= LXXI Army Corps (Wehrmacht) =

The LXXI Army Corps (LXXI. Armeekorps), initially known as Higher Command LXXI (Höheres Kommando LXXI) or Höh.Kdo. röm. 71, was an army corps of the German Wehrmacht during World War II. The corps was deployed in March 1942. Throughout the war, it was stationed in the north of occupied Norway.

== History ==
The Höheres Kommando LXXI was formed on 1 March 1942 using the personnel of Section Staff North Norway (Abschnittsstab Nord-Norwegen), which had in turn been formed on 1 July 1941 from the territorial staff of Mountain Corps Norway. The initial commander of Higher Command LXXI was Emmerich Nagy. The corps initially consisted of the 199th Infantry Division and the 702nd Infantry Division and was subordinate to Armee Norwegen (Nikolaus von Falkenhorst). The corps was strengthened by the 230th Infantry Division and the 270th Infantry Division in May 1942, and the 702nd Infantry Division was pulled away by June.

The subsequent corps structure, including the 199th, 230th and 270th Divisions, stayed unchanged between June 1942 and November 1944.

Nagy was succeeded by Willi Moser on 1 November 1942.

On 26 January 1943, the Higher Command LXXI was renamed LXXI Army Corps, with Moser still in command.

In November 1944, the Armee Norwegen was dissolved and its tasks taken over by the 20th Mountain Army (Lothar Rendulic, Franz Böhme). The 230th Infantry Division was pulled away from the corps in November. Moser was succeeded as corps commander by Anton Reichard von Mauchenheim genannt Bechtolsheim on 15 December 1944. In December 1944, the 163rd Infantry Division and 210th Infantry Division were added to the corps, while the 270th Division was pulled away.

Starting in February 1945, the LXXI Army Corps was part of Army Detachment Narvik (Ferdinand Jodl), where it remained until the end of the war. By February, the 163rd and 210th Divisions had been pulled away from the corps and the 7th Mountain Division had been added. The Division zbV 140 was added to the corps by 1 March.

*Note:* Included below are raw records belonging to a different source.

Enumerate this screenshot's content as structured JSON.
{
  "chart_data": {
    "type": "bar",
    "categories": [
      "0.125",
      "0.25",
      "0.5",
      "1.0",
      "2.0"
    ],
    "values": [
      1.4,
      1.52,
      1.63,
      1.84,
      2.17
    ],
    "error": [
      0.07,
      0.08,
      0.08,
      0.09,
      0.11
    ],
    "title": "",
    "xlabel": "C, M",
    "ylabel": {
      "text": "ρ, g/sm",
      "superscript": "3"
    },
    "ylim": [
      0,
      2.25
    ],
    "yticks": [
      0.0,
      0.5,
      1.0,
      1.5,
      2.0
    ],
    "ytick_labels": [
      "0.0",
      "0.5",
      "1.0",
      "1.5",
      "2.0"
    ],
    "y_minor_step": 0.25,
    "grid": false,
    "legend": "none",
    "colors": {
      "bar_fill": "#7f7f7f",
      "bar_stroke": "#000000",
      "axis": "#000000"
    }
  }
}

On 12 April 1945, the last day for which military organizational charts are available, the corps consisted of the 140th, 210th and the 230th Divisions.

== Structure ==

| Year | Date | Commander | Subordinate units | Army | Army Group | Operational area |
| 1942 | 10 March | Emmerich Nagy | 199th Infantry, 702nd Infantry | Armee Norwegen | Directly under OKW | Northern Norway |
5 April
| 11 May | 199th Infantry, 230th Infantry, 270th Infantry, 702nd Infantry |
| 8 June | 199th Infantry, 230th Infantry, 270th Infantry |
4 July
5 August
2 September
8 October
| 5 November | Willi Moser |
1 December
| 1943 | 1 January |
3 February
4 March
9 April
1 May
1 June
7 July
5 August
5 September
4 October
8 November
3 December
| 1944 | January |
February
March
April
May
11 June
22 July
31 August
16 September
13 October
| 5 November | 20th Mountain Army |
| 26 November | 199th Infantry, 270th Infantry, Lofoten |
| 31 December | A. R. von Mauchenheim | 163rd Infantry, 199th Infantry (+ 503rd Grenadier Brigade), 210th Infantry (+ Lofoten) |
| 1945 | 19 February | 7th Mountain, 199th Infantry (+ 503rd Grenadier Brigade) |
| 1 March | 7th Mountain, 140th Infantry (+ 139th Mountaineer Brigade, + 503rd Grenadier Brigade), 210th Infantry (+ Lofoten) | Army Detachment Narvik (20th Mountain Army) |
| 12 April | 139th Mountaineer Brigade, 140th Infantry, 210th Infantry (+ Lofoten), 230th Infantry, 503rd Grenadier Brigade |

== Noteworthy individuals ==

- Emmerich Nagy, corps commander of Higher Command LXXI (15 March 1942 – 1 November 1942).
- Willi Moser, corps commander of Higher Command LXXI and LXXI Army Corps (1 November 1942 – 15 December 1944).
- Anton Reichard von Mauchenheim, corps commander of LXXI Army Corps (15 December 1944 – May 1945).